W budżecie kraju na 2025 r. nie przewidziano pieniędzy na budowę metra w Krakowie. W odpowiedzi na interpelację posła Rafała Komarewicza Ministerstwo Infrastruktury informowało, że o zabezpieczenie takich środków nie wnioskował wojewoda małopolski. Do sprawy w mediach społecznościowych odniósł się prezydent Krakowa. Aleksander Miszalski wyjaśnił, że na tak wczesnym etapie budowy metra Kraków nie potrzebuje jeszcze pieniędzy z budżetu centralnego.
- Trzecia rzecz, bo też takie wątpliwości się podnoszą: rozpoczynamy proces, a nie ma przecież finansowania. No nie ma finansowania na ten moment w budżecie, ponieważ na ten moment tego finansowania nie potrzebujemy. Jesteśmy na etapie decyzji środowiskowych. Jak one będą wydane dopiero wtedy będzie projekt budowlany i dopiero jak będzie projekt budowlany, na podstawie tego projektu będzie można wnioskować o środki, czy to zewnętrzne unijne, czy to kredyty, czy to w budżecie centralnym. Póki nie ma decyzji środowiskowej, póki nie ma projektu budowlanego, my nie możemy wnioskować o te środki. W związku z tym one nie są nigdzie zapisane - powiedział Aleksander Miszalski w nagraniu umieszczonym na Facebooku.

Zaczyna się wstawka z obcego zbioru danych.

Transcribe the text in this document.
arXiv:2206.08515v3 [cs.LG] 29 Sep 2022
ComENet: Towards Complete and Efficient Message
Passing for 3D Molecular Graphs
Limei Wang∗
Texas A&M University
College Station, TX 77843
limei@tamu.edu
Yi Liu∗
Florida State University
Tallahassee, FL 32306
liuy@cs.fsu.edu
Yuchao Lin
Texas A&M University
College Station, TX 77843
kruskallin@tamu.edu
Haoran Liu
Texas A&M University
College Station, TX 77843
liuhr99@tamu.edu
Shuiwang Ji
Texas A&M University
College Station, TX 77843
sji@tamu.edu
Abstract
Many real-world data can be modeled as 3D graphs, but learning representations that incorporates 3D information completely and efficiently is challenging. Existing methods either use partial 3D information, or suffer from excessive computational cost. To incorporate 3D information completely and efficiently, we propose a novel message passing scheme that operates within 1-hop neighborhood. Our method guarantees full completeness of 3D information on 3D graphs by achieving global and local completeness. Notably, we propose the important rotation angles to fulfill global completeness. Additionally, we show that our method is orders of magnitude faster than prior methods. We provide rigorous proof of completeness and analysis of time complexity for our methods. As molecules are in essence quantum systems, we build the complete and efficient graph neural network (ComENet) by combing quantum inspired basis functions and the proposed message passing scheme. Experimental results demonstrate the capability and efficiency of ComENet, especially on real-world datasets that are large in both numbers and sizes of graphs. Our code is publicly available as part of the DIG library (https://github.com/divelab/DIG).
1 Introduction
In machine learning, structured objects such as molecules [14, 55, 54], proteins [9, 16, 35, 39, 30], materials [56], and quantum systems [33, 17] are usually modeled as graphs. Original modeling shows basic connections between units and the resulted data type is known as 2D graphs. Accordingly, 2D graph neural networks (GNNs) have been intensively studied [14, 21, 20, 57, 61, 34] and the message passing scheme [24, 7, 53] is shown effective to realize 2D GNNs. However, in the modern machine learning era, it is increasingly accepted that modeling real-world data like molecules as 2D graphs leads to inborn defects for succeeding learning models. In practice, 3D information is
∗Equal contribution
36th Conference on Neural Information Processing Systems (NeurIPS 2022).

Ile będzie kosztować budowa metra w Krakowie?
Koszt budowy pierwszej linii metra w Krakowie jest szacowany na 13,5 mld zł. Miasto nie ma środków, żeby samodzielnie sfinansować tak dużą inwestycję. Samorządowcy spod Wawelu nie ukrywają, że liczą na pomoc państwa przy budowie metra. Na takie wsparcie mogła zresztą liczyć Warszawa, gdy metro powstawało w stolicy.